Shine v. Vega

Procedural History

– Trial court was in favor of Doctor Vega (Defendant).
– Appellate court reversed and remanded.


–          Catherine Shine was incubated against her will. She did not consent to it, and the defendant said that he had to do it because it was an emergency situation. She was restrained, held down, and against her will incubated…Two years later she died because of her fear of hospitals and her father brought action against Dr. Vega.

–          Doctor said that it was an emergency situation where the patient was delusional and had to make her be incubated.

–          Patient said that she was informed and insisted upon not being incubated.


Was the emergency situation legit enough to warrant an override of the patients consent?

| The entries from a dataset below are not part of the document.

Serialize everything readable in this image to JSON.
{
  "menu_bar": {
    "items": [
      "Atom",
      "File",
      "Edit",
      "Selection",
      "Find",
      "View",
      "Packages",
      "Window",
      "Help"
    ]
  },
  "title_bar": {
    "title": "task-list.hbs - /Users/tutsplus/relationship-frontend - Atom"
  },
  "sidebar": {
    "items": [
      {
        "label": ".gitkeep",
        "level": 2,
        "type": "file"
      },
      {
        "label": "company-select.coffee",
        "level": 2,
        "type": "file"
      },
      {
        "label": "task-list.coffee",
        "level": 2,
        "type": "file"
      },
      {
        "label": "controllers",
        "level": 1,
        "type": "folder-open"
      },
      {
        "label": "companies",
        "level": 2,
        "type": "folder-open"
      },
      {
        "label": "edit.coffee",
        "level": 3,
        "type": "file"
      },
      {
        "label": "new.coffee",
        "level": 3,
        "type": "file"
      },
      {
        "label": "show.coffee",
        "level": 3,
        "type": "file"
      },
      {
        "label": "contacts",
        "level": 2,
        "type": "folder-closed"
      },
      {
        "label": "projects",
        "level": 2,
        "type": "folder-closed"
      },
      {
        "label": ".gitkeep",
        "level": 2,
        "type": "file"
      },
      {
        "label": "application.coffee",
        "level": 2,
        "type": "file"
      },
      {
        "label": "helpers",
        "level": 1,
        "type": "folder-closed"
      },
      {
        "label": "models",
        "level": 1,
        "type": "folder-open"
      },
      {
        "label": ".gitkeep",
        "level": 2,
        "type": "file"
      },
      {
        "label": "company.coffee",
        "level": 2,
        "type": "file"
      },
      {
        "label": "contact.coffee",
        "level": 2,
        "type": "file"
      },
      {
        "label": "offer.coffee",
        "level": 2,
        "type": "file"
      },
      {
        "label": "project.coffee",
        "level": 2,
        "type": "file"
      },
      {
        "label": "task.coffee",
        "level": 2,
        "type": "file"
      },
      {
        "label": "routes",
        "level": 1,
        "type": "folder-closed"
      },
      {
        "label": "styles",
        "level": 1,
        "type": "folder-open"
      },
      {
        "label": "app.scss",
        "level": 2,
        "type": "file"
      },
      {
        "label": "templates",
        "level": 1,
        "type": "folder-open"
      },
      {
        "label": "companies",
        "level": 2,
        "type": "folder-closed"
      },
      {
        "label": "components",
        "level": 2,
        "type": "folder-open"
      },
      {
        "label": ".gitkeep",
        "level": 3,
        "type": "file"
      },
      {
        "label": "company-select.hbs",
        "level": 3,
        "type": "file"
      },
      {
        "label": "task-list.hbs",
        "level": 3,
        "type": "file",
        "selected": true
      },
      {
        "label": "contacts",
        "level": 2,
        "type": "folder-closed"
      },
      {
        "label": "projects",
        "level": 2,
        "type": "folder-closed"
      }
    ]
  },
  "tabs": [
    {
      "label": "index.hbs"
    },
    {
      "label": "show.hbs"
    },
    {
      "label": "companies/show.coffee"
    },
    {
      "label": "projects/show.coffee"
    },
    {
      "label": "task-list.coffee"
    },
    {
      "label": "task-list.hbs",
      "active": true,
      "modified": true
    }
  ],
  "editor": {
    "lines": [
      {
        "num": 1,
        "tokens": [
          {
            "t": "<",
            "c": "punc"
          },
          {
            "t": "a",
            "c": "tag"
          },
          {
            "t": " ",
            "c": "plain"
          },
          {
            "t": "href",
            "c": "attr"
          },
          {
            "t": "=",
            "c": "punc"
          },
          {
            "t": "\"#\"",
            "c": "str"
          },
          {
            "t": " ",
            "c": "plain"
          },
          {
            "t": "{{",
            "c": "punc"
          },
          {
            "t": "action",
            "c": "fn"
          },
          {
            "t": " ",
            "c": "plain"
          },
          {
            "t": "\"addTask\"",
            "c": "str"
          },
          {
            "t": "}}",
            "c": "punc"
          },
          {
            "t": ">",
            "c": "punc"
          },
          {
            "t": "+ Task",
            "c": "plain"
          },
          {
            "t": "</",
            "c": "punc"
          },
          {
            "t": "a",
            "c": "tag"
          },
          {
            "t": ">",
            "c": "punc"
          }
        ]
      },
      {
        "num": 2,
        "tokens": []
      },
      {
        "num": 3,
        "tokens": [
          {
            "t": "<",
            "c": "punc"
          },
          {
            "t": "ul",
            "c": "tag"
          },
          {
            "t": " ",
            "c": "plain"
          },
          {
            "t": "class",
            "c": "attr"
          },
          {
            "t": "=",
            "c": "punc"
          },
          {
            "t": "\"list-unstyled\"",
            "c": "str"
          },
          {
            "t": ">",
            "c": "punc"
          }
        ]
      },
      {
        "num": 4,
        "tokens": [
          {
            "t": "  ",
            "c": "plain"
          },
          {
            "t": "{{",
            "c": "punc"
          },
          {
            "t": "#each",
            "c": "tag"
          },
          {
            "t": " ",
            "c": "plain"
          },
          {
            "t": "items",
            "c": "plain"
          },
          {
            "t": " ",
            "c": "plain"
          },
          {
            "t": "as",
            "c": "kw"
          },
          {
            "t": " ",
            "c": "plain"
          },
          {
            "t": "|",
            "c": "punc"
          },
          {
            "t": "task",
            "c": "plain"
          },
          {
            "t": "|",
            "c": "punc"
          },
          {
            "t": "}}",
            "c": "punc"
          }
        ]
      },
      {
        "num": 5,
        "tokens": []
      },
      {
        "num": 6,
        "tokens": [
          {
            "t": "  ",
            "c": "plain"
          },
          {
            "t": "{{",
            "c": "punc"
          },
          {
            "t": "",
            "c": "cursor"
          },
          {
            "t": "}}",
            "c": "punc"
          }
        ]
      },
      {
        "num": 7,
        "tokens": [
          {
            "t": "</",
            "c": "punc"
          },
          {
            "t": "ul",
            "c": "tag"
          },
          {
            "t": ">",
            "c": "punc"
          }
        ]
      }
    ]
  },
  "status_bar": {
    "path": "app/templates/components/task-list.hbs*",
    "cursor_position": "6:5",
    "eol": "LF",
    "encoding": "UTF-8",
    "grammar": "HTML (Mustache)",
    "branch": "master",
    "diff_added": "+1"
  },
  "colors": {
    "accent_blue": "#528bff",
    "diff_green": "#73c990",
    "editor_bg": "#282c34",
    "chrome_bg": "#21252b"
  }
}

– Exception for emergency to override consent: patient is unconscious or otherwise incapable of consenting and harm from failure to treat is imminent and failure to treat outweighs any harm threatened.

Courts Reasoning

–          The exception does not, and cannot override the refusal of treatment by a patient who is capable of providing consent.

–          In determining whether an emergency situation existed sufficient to insulate Vega, the jury should have been required to decide whether Catherine was capable of consenting to treatment, and if not, consent of a family member could have been given.


Remanded to trial court for finding on whether or not the situation was an emergency, enough, to warrant the Doctor overriding the patients consent.